Lutz, en tout cas, est demeuré fidèle lui-même, proposant, non sans nostalgie, un menu dit « souvenirs et parfums de mon pays natal : le Spreewald », généreusement tarifé 25 €, où le maquereau fumé au chou blanc et cumin, le sandre au beurre noisette et asperges, le pain perdu aux griottines et crème glacée à la vanille disent assez où le portent ses sentiments.
Mais cette « Heimat » n’est pas très loin, de cœur et d’esprit, de la Lorraine et du pays bitchois. Le foie gras d’oie en mille-feuille aux asperges et dés de jambon sauce aux truffes, le gravlax de cabillaud au confit de légumes et thym citron comme le si tendre gigot d’agneau du Bliesgau en Sarre aux artichauts avec sa polenta crémeuse et sa fougasse, avant le délice de rhubarbe et fraise avec chocolat blanc et crème glacée à la réglisse, qui constituent le menu dit Strasbourg à 47 € : voilà ce qui vous attend, donnant des idées de cette région-ci coincée entre Sarre et Bas-Rhin à l’extrême nord de la Moselle.
Les menus alertes, les jolis vins d’une carte abondante où le meilleur est tarifé à bon prix, les mets variés, l’attentive de la charmeuse Cynthia, native de la région, qui veille à tout, plus les chambres sur le thème des voyages : voilà ce qui vous attend là avec gaîté. Les jardins pour la paix – situés au dessus du restaurant – dont Bitche la valeureuse s’est fait une spécialité sont là pour la digestion.

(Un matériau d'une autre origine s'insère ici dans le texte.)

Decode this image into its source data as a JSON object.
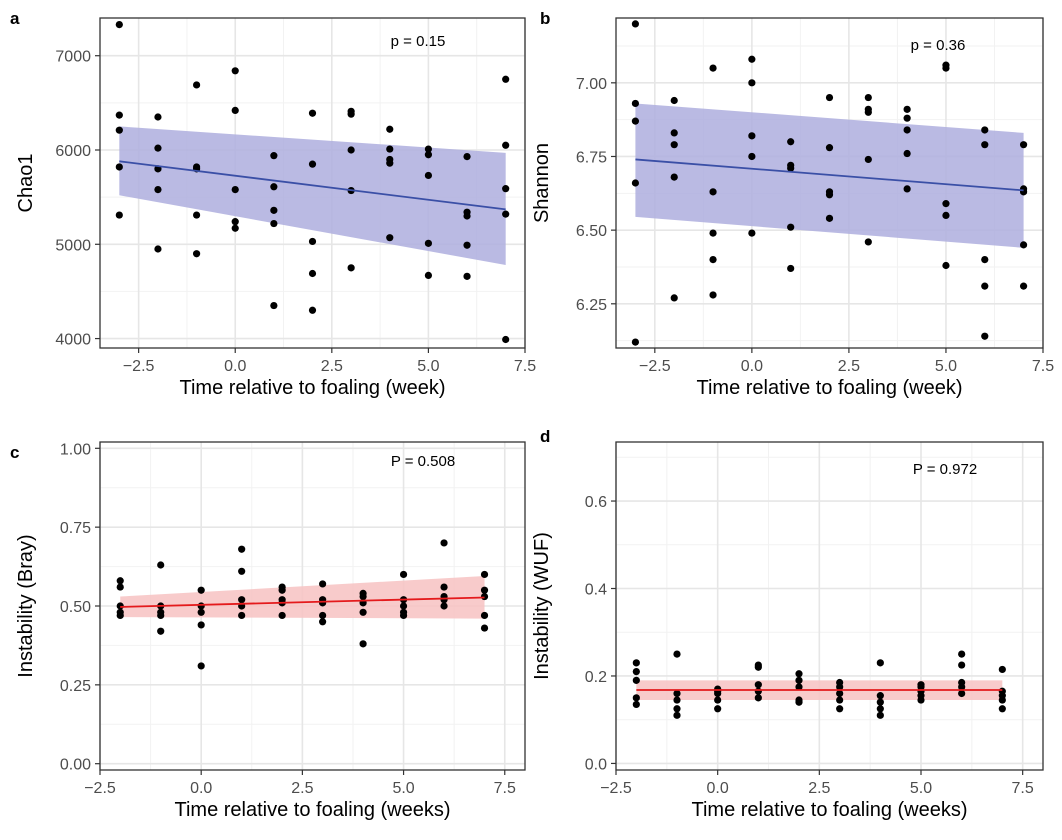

Il y aussi le grand menu dit de fête avec le tartare de gambas sauce bisque genre gaspacho, la solette farcie d’estragon avec crème citron, semoule de chou fleur ou l’œuf fermier poché avec ses copeaux de foie gras, son émulsion de pain fumé et sa purée de pommes de terre comme des instants choisis. Le consommé de confit de pigeon comme un « trou lorrain » fort digeste précède le filet de pigeon des Vosges avec sa purée de noix de cajou et son chou pak choï, enfin le dôme chocolaté avec son caramel et sa crème pralin parfumée à l’absinthe.
Ce sont là des idées qui changent, fusent, rusent. Lutz qui est le plus malicieux des cuisiniers de sa région frontalière, le plus ouvert aussi, du fait de ses origines, a soin de noter en liminaire sur sa carte le nom de ses fournisseurs amis. Les producteurs de fruits, de foie gras, de fromages, de légumes d’entre Troisfontaines et Sturzelbronn, les éleveurs d’agneau ou de pigeon, comme les producteurs d’escargots de Bliesgau, de Gugney-aux-Aux dans les Vosges ou de Buhl Lorraine sont les complices en gourmandise de ce conciliateur de goût qui est, assurément, le cuisinier le plus européen du Grand Est.